As can be seen from the above solutions, all problems are based on the knowledge of the expression for the nth term and the formula for the sum of the set of first terms. Before you start solving any of these problems, it is recommended that you carefully read the condition, clearly understand what you want to find, and only then proceed with the solution.

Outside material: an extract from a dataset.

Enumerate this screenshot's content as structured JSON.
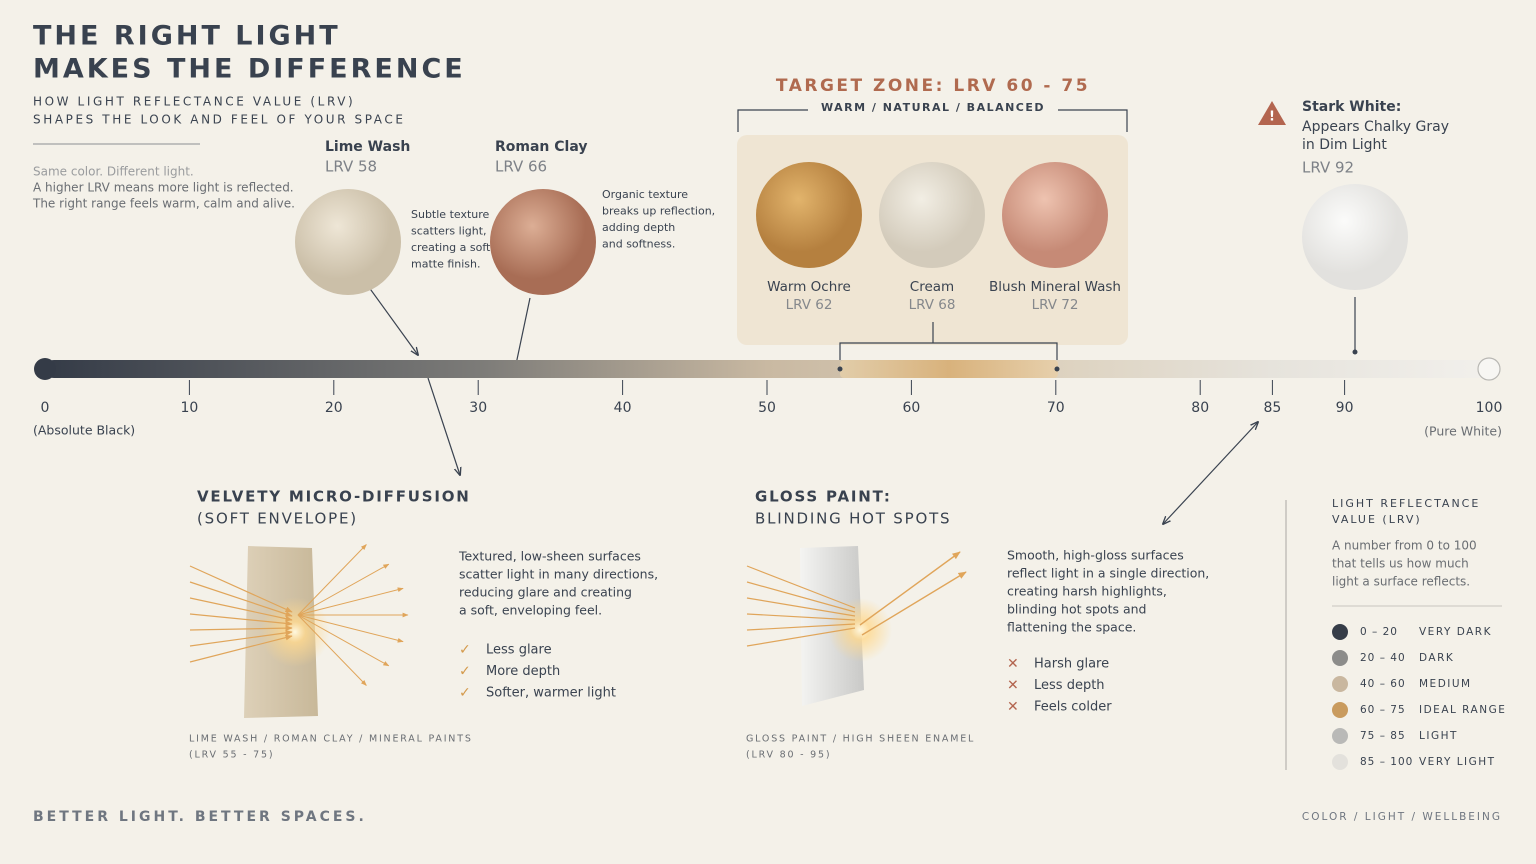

Another tip is to strive for simplicity, that is, if you can answer the question without using complex mathematical calculations, then you need to do just that, since in this case the probability of making a mistake is less. For example, in the example of an arithmetic progression with solution No. 6, one could stop at the formula S mn \u003d n * (a 1 + a n) / 2 - m * (a 1 + a m) / 2 + a m, and break the general task into separate subtasks (in this case, first find the terms a n and a m).

If there are doubts about the result obtained, it is recommended to check it, as was done in some of the examples given. How to find an arithmetic progression, found out. Once you figure it out, it's not that hard.